Reading an old Faith & Thought Bulitin for April 1999 (Number 25) I came accross an article by Rev'd Dr E.C. Lucus, debunking 'The Bible Code' - basically the claim that the Hebrew Text of the Old Testament contains hidden fulfilled prophecies that can be decoded by a certain search pattern such as reading every tenth letter. I agree with Lucu's that the Bible Code is unsound - but it is interesting to observe that if the Bible Code were sound it would be an example of what design theoriests call 'specified complexity', or 'complex specified information' (CSI). And the reason Lucus gives for not taking the Bible Code seriously is basically that while the specifications of names etc. can indeed be found in the Hebrew Text when searched for using certain patterns, the probabilities associated with these specifications are too low to implicate design:

'That the Bible Code doess exist, in the sense that by the use of a computer programme using ELS [equidistent letter sequences] one canfind groups of words that can be constued as hidden messages is clear' (p. 4), says Lucus. That's specification (albeit not particularly tight specification). However, 'What is not clear is the significance of this. This is where statistics becomes important.' (p. 4) The rest of Lucus' paper is a review of statistical problems with the Bible Code claims. For example:

'calculations... conclude that in a piece of writing as long as the book of Genesis in Hebrew one would expect, purely on the basis of chance, that a particular seven letter word [specification] would occur some 5-10 times. Words shorter than severn letters will occur more frequently, longer words less frequently... So the finding of a single word by use of ELS will only be significant if it occurs a lot more often than one would expect by chance [complexity].' (p. 4)

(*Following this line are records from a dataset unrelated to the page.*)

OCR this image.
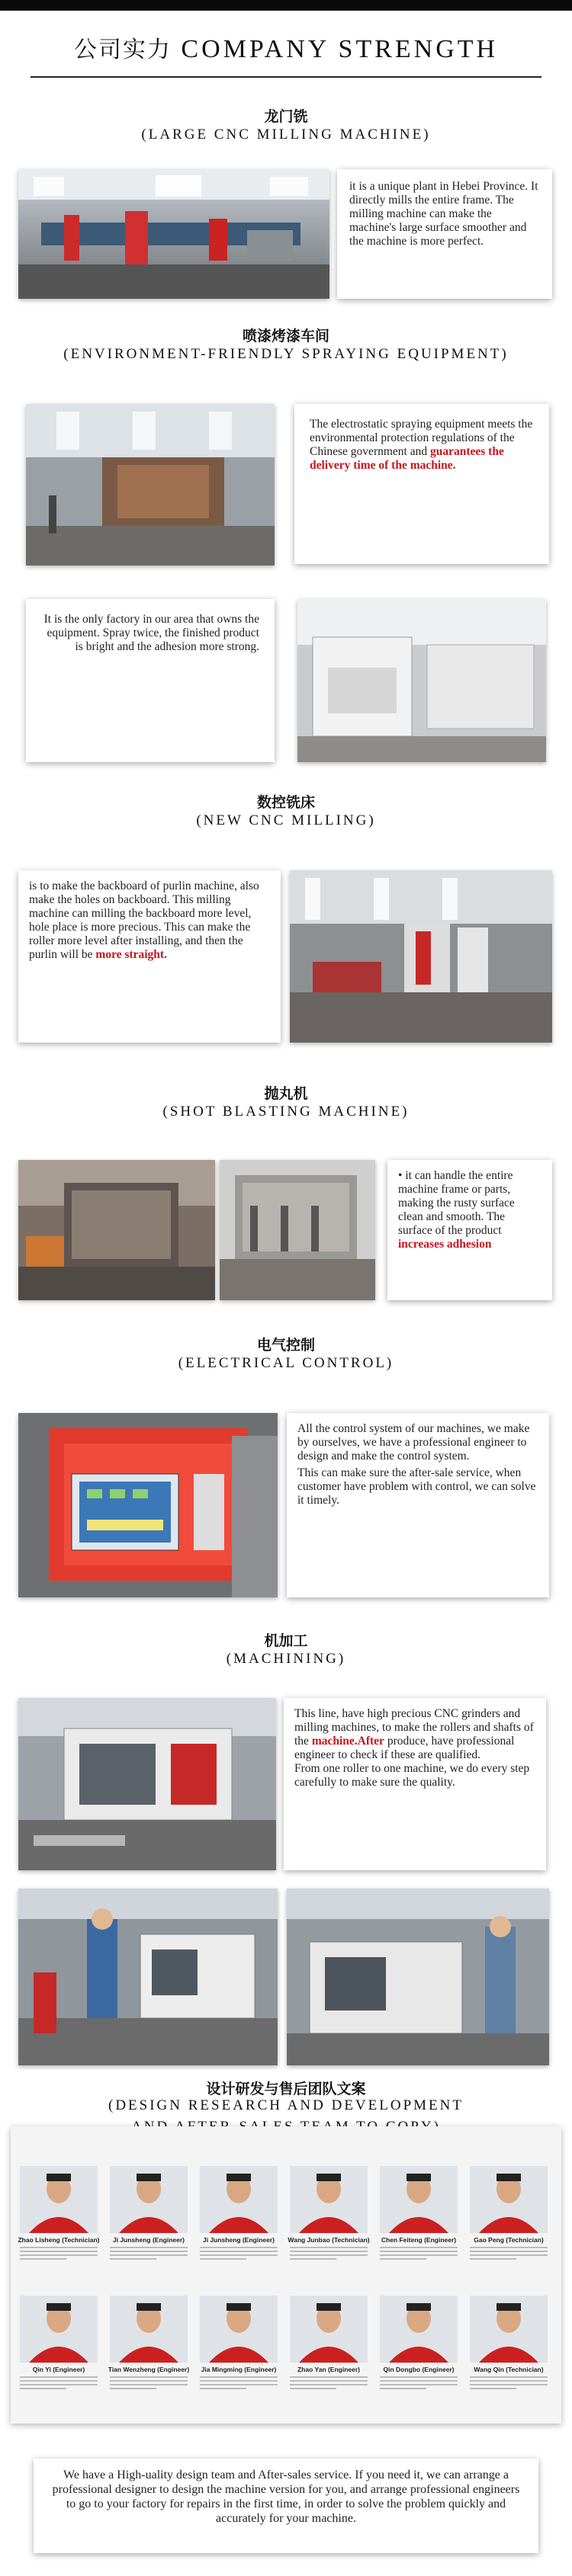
公司实力 COMPANY STRENGTH
龙门铣
(LARGE CNC MILLING MACHINE)
it is a unique plant in Hebei Province. It directly mills the entire frame. The milling machine can make the machine's large surface smoother and the machine is more perfect.
喷漆烤漆车间
(ENVIRONMENT-FRIENDLY SPRAYING EQUIPMENT)
The electrostatic spraying equipment meets the environmental protection regulations of the Chinese government and guarantees the delivery time of the machine.
It is the only factory in our area that owns the equipment. Spray twice, the finished product is bright and the adhesion more strong.
数控铣床
(NEW CNC MILLING)
is to make the backboard of purlin machine, also make the holes on backboard. This milling machine can milling the backboard more level, hole place is more precious. This can make the roller more level after installing, and then the purlin will be more straight.
抛丸机
(SHOT BLASTING MACHINE)
• it can handle the entire machine frame or parts, making the rusty surface clean and smooth. The surface of the product increases adhesion
电气控制
(ELECTRICAL CONTROL)
All the control system of our machines, we make by ourselves, we have a professional engineer to design and make the control system.
This can make sure the after-sale service, when customer have problem with control, we can solve it timely.
机加工
(MACHINING)
This line, have high precious CNC grinders and milling machines, to make the rollers and shafts of the machine.After produce, have professional engineer to check if these are qualified.
From one roller to one machine, we do every step carefully to make sure the quality.
设计研发与售后团队文案
(DESIGN RESEARCH AND DEVELOPMENT
Zhao Lisheng (Technician)	Ji Junsheng (Engineer)	Ji Junsheng (Engineer)	Wang Junbao (Technician)	Chen Feiteng (Engineer)	Gao Peng (Technician)
Qin Yi (Engineer)	Tian Wenzheng (Engineer)	Jia Mingming (Engineer)	Zhao Yan (Engineer)	Qin Dongbo (Engineer)	Wang Qin (Technician)
We have a High-uality design team and After-sales service. If you need it, we can arrange a professional designer to design the machine version for you, and arrange professional engineers to go to your factory for repairs in the first time, in order to solve the problem quickly and accurately for your machine.
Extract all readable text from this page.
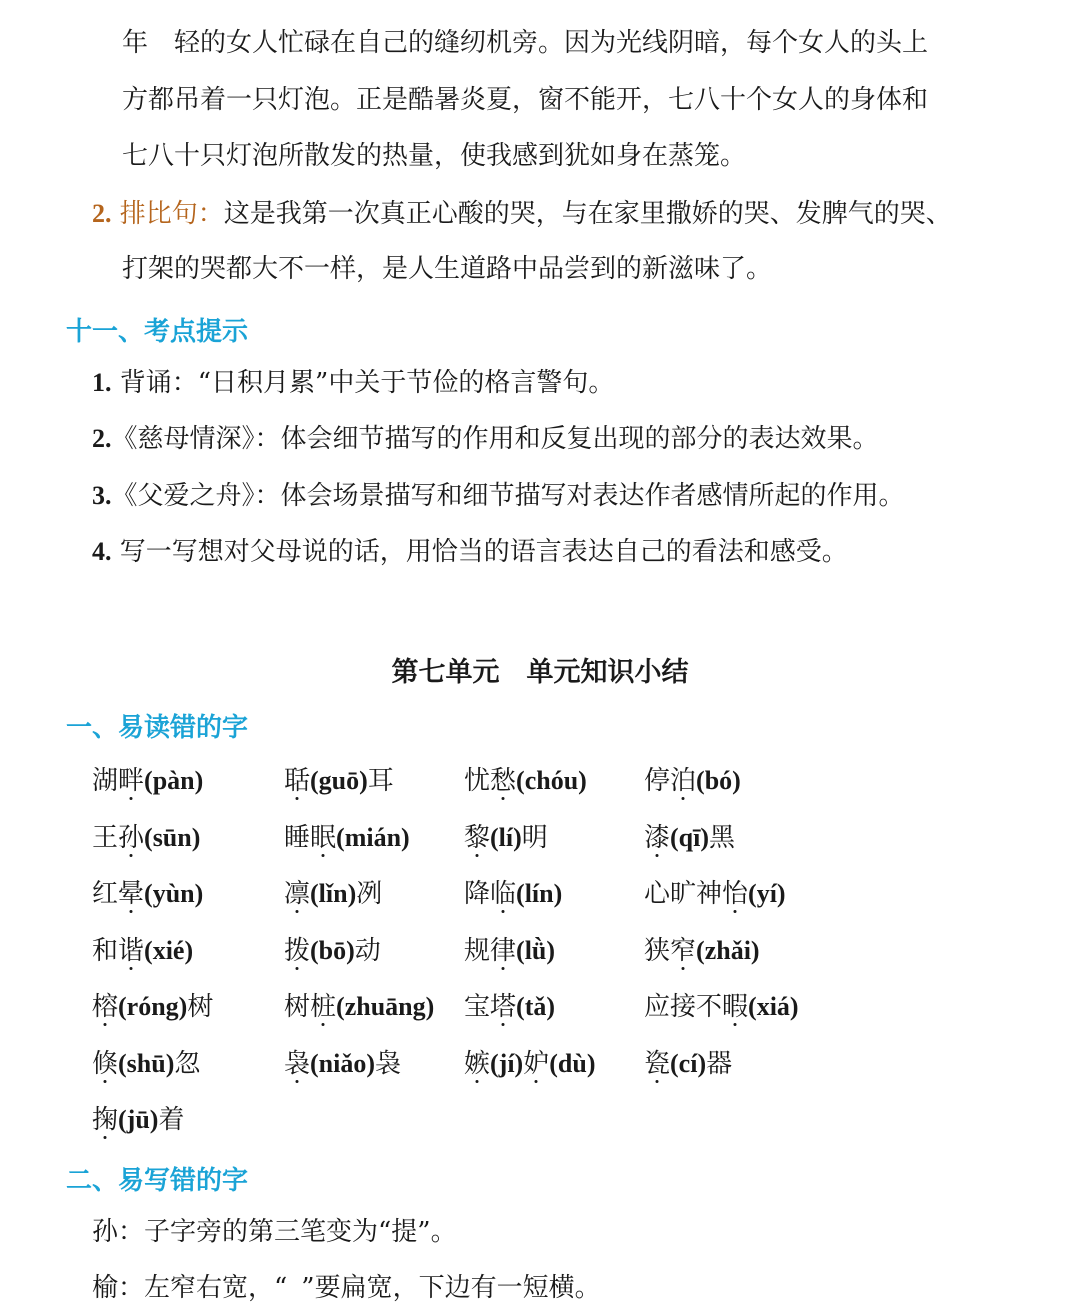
年　轻的女人忙碌在自己的缝纫机旁。因为光线阴暗，每个女人的头上
方都吊着一只灯泡。正是酷暑炎夏，窗不能开，七八十个女人的身体和
七八十只灯泡所散发的热量，使我感到犹如身在蒸笼。
2. 排比句：这是我第一次真正心酸的哭，与在家里撒娇的哭、发脾气的哭、
打架的哭都大不一样，是人生道路中品尝到的新滋味了。
十一、考点提示
1. 背诵：“日积月累”中关于节俭的格言警句。
2.《慈母情深》：体会细节描写的作用和反复出现的部分的表达效果。
3.《父爱之舟》：体会场景描写和细节描写对表达作者感情所起的作用。
4. 写一写想对父母说的话，用恰当的语言表达自己的看法和感受。
第七单元　单元知识小结
一、易读错的字
湖畔(pàn)	聒(guō)耳	忧愁(chóu)	停泊(bó)
王孙(sūn)	睡眠(mián)	黎(lí)明	漆(qī)黑
红晕(yùn)	凛(lǐn)冽	降临(lín)	心旷神怡(yí)
和谐(xié)	拨(bō)动	规律(lǜ)	狭窄(zhǎi)
榕(róng)树	树桩(zhuāng)	宝塔(tǎ)	应接不暇(xiá)
倏(shū)忽	袅(niǎo)袅	嫉(jí)妒(dù)	瓷(cí)器
掬(jū)着
二、易写错的字
孙：子字旁的第三笔变为“提”。
榆：左窄右宽，“ ”要扁宽，下边有一短横。
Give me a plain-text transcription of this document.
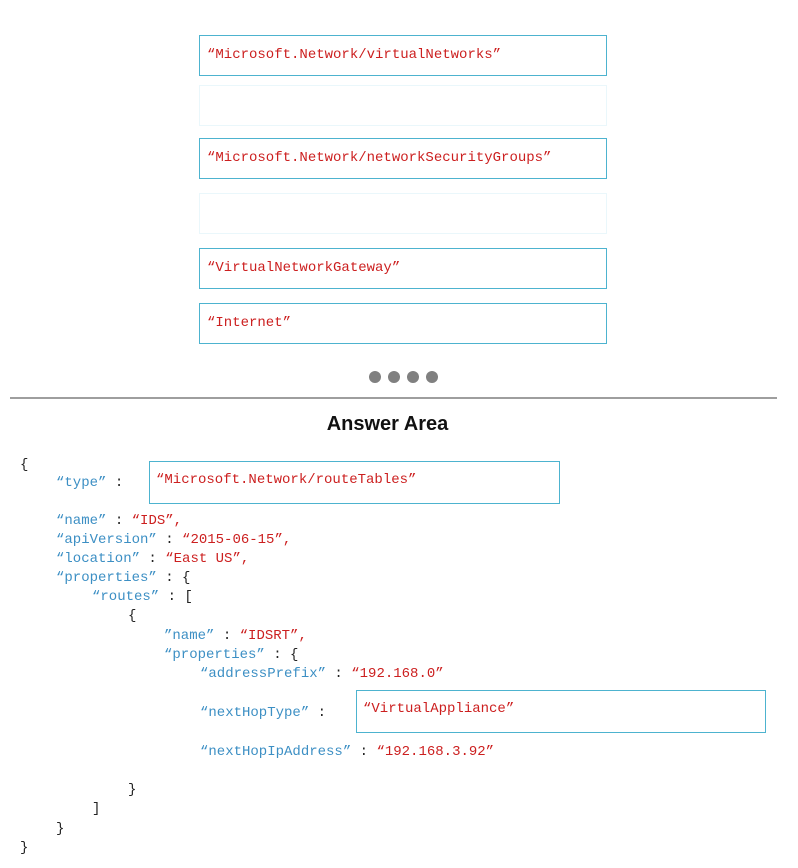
“Microsoft.Network/virtualNetworks”
“Microsoft.Network/networkSecurityGroups”
“VirtualNetworkGateway”
“Internet”
Answer Area
{
“type” :	“Microsoft.Network/routeTables”
“name” : “IDS”,
“apiVersion” : “2015-06-15”,
“location” : “East US”,
“properties” : {
“routes” : [
{
”name” : “IDSRT”,
“properties” : {
“addressPrefix” : “192.168.0”
“nextHopType” :	“VirtualAppliance”
“nextHopIpAddress” : “192.168.3.92”
}
]
}
}
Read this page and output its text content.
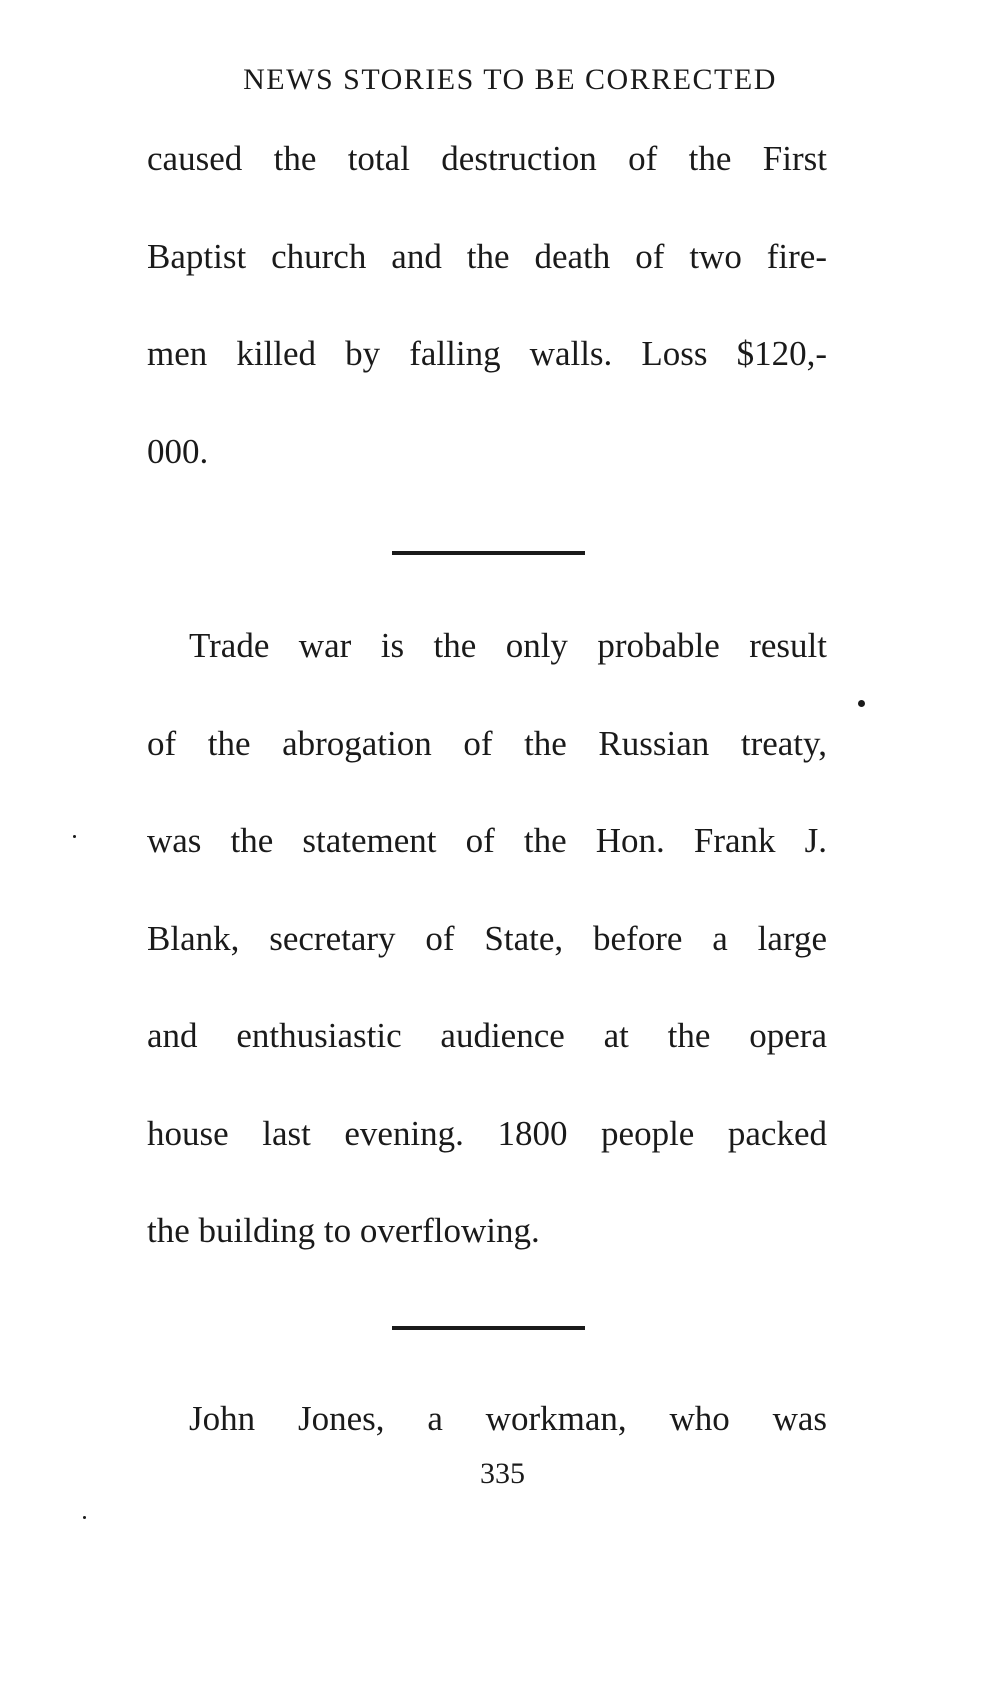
NEWS STORIES TO BE CORRECTED
caused the total destruction of the First
Baptist church and the death of two fire-
men killed by falling walls. Loss $120,-
000.
Trade war is the only probable result
of the abrogation of the Russian treaty,
was the statement of the Hon. Frank J.
Blank, secretary of State, before a large
and enthusiastic audience at the opera
house last evening. 1800 people packed
the building to overflowing.
John Jones, a workman, who was
335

Hence here is yet another example of a scholar outside the ID movment (Lucus is a theistic evolutionist) implicitly endorsing CSI as a design-detection criterion.

It is also interesting to note Lucus noting that Bible Code proponent M. Drosnin, whilst (wrongly) convinced of the design inference from the Bible Code, is not convinced of an inference to theism from the same data:

'Despite being convinced of the reality of the Bible Code, Drosnin has not come to believe in God. He says, "I am persuaded only that no human could have encoded the Bible in this way... that some intelligence outside our own does exist, or at least did exist at the time the Bible was written." (p. 50). He has not been moved to take the spiritual and moral challenge of the surface meaning of the Bible seriously, only to become worried that the world might end with a nuclear holocaust in 2000 or 2006, because that is what he thinks the Bible Code says.' (p. 12.)

As design theorists have consistently observed, even a sound design inference does not amount to the same thing as a sound argument for theism (even if it can form the starting point of a theistic argument).